This year, on Monday, January 16th, we honor the 40th anniversary of the Dr. Martin Luther King Jr. holiday becoming federal law. Dr. King was a renowned civil rights leader and activist who believed deeply in equity and justice and lived out his commitment to that in his words and actions. In his wisdom and conviction, he understood that “injustice anywhere is a threat to justice everywhere. We are caught in an inescapable network of mutuality, tied in a single garment of destiny. Whatever affects one directly, affects all indirectly.”
As we celebrate Dr. King’s contributions to civil rights, equity and justice, it is an important time to think about what this holiday means to you and how to continue his legacy by fighting for human rights, voting rights and overcoming oppression of Black people and other historically marginalized groups.
Did you know that Dr. King spoke at the UW in 1961?
When he came to campus to speak at the old Meany Hall, Dr. King was greeted by 2,000 students. According to UW magazine, his lecture was entitled “Segregation and the Civil Liberties: Implications for Students.” In that talk, Dr. King declared, “The student movements have done more to save the soul of the nation than anything I can think of.” These words, his work, and his legacy still inspire us today; it is up to us to initiate the change we want to see.

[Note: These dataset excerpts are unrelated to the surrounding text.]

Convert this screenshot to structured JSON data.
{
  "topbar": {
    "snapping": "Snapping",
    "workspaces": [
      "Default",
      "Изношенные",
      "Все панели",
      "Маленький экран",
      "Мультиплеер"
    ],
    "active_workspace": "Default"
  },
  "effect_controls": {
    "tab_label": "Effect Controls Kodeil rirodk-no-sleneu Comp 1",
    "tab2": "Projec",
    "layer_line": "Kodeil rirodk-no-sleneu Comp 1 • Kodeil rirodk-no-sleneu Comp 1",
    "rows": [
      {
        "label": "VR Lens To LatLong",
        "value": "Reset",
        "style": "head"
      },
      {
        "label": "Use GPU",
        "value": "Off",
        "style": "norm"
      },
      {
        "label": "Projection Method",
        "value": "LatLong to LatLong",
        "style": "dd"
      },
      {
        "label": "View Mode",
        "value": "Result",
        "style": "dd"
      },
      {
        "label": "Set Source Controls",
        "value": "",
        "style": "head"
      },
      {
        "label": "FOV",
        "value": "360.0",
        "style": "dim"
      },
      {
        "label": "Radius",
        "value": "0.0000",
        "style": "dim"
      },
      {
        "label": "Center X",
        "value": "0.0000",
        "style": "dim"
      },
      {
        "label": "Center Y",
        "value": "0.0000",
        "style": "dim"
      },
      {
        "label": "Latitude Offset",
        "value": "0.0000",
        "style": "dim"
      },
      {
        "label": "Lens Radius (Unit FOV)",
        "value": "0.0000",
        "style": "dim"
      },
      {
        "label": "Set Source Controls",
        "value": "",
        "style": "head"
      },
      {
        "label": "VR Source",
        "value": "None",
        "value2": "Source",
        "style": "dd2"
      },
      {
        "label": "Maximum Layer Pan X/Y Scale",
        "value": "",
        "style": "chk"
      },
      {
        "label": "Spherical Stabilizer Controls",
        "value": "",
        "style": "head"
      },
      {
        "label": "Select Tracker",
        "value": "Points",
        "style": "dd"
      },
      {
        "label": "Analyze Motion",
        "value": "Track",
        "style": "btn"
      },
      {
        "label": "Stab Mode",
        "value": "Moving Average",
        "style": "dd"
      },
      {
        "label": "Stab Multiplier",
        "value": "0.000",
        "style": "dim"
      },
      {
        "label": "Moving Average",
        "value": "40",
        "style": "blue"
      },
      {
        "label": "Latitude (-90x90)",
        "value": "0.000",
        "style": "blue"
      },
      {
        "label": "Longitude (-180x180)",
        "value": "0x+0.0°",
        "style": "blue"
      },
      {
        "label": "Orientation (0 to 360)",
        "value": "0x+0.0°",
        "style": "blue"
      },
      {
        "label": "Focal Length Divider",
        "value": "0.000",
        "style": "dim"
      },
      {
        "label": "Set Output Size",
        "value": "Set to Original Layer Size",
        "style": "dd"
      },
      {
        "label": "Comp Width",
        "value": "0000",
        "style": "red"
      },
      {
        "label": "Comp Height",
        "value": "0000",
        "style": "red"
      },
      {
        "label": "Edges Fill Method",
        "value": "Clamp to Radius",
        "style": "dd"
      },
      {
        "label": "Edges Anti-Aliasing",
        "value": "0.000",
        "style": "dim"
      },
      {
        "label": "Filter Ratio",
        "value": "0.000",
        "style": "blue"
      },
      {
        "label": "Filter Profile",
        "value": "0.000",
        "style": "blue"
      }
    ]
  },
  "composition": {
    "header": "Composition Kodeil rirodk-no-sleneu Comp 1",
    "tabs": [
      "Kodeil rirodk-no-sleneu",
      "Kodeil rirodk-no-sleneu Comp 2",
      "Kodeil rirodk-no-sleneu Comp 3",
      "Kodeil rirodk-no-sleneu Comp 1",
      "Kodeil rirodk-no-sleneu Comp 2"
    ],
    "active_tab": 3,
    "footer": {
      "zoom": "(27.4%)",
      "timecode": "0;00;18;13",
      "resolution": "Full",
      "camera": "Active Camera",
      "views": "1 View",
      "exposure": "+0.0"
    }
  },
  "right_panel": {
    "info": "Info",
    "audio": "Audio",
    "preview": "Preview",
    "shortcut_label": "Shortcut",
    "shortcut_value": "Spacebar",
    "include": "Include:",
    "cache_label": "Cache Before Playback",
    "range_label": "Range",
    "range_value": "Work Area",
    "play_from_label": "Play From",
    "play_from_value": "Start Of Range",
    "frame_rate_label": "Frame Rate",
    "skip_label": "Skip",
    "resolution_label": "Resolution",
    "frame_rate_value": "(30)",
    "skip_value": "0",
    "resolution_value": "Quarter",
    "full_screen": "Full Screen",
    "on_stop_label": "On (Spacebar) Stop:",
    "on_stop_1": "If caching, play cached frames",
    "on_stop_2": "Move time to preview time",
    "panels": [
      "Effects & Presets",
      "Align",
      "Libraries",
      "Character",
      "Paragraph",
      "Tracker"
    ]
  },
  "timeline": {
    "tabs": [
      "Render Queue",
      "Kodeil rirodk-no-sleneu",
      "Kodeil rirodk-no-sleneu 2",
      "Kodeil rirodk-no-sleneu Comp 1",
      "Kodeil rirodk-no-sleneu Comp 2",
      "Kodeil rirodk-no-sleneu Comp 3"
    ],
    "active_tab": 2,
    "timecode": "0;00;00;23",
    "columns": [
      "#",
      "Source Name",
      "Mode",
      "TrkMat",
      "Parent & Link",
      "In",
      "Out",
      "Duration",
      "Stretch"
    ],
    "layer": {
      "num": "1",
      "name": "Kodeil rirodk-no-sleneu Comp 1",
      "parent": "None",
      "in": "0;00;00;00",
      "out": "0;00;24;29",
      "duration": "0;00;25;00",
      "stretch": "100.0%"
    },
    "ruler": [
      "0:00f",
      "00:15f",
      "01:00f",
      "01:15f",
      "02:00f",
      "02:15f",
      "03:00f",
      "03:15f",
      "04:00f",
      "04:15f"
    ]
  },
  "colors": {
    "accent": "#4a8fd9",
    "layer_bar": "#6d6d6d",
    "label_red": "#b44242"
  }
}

During the week of January 16th, the University of Washington will celebrate Dr. King with a variety of community events. Please visit the Whole U for more information and find ways to get involved.
There are an array of events being offered around town in celebration of Dr. King, including the reopening of the Northwest African American Museum on Martin Luther King Jr. Day with food trucks, music, and a variety of exhibits in the newly redesigned space.